You might think that the undeveloped countries would do better, but aid and trade would be gone, and whilst many people in agrarian countries such as Cambodia, and Mynmar (Burma) would be largely unaffected, their capitals and governments would be affected, leading to chaos and warfare. They and many other countries globally would most likely have all reverted to agrarian societies again .... some more successfully than others.

Overall the death toll worldwide after a year could be anything between 1 billion to 3 billion, depending up what types of warfare broke out in the dying few days of government control, in the subcontinent and elsewhere. The world economy in trade value terms, would be probably something like the 1930's again in absolute numbers. Many of the newly wholly agrarian countries, would not be a major part of the revised world trade system, and it would be the oil and the developed countries who would be trading ... oil would still be needed for petrol, but the reduced populations would have reduced demand for both food and oil products.
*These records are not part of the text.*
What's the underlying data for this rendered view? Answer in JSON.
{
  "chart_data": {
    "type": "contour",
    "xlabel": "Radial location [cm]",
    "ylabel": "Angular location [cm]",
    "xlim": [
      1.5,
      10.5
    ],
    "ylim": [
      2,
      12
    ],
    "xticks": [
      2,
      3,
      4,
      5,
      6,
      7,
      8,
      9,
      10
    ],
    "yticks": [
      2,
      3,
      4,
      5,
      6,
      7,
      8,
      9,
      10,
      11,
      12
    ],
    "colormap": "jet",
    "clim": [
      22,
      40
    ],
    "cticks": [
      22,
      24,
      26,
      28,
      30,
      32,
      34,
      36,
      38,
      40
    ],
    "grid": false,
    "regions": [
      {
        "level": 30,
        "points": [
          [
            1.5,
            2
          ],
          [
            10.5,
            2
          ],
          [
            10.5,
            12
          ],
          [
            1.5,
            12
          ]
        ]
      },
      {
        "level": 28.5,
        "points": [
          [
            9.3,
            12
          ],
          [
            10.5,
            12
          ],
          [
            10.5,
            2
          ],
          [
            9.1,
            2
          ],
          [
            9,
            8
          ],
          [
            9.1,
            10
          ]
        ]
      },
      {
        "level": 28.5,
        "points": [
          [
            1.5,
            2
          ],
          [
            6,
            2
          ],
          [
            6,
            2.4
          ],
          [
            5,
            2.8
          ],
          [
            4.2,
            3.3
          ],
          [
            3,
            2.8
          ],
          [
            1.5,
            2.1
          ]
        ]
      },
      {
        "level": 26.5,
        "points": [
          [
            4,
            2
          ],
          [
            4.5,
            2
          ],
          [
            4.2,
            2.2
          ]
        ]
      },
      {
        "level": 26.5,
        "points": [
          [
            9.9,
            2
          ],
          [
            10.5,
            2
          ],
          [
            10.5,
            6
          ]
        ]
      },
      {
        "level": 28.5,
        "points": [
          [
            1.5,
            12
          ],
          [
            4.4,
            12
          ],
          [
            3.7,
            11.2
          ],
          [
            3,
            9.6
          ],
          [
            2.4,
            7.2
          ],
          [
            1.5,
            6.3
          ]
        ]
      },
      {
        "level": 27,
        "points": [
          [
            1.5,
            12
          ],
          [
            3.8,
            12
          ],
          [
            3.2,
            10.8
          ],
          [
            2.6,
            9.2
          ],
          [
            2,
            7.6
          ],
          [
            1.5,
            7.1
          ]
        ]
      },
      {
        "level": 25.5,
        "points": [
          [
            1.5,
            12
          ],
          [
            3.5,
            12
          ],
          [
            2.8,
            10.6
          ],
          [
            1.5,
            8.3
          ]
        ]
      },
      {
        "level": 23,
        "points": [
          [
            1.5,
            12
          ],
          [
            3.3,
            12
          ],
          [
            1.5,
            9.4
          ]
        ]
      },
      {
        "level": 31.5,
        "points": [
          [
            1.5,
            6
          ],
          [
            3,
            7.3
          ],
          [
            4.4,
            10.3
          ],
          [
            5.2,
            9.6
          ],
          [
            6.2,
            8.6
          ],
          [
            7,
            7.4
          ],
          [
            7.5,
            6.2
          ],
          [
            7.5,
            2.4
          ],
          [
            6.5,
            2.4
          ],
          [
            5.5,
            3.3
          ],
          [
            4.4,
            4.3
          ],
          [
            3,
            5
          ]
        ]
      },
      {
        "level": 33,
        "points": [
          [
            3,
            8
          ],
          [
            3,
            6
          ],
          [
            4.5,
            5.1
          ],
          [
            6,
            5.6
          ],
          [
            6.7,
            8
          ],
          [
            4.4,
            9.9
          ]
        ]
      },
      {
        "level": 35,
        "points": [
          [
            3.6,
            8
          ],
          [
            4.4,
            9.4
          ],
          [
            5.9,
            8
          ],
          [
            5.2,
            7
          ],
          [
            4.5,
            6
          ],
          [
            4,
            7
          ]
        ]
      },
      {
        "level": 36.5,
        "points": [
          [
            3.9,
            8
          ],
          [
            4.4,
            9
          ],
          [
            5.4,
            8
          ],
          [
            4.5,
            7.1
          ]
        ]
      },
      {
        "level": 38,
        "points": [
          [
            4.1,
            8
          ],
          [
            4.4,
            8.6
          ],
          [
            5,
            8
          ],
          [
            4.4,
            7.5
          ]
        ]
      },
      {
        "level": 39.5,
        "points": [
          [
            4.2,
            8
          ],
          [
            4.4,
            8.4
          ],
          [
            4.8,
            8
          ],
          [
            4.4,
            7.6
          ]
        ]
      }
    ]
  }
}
But remember in the permanent wipe out scenario, say via a solar flare, the Earth itself would probably have become a lifeless hulk (all that gamma radiation), so the loss of the Internet is not the main problem really.

But What Ifs are my favourite genre, so well worth the intellectual exercise of the assumption. Ironically of course, if such an event had occurred prior to the 1980's (assuming the radiation and gamma rays didn't kill us), then we would have hardly noticed it at all and there would have been no impact.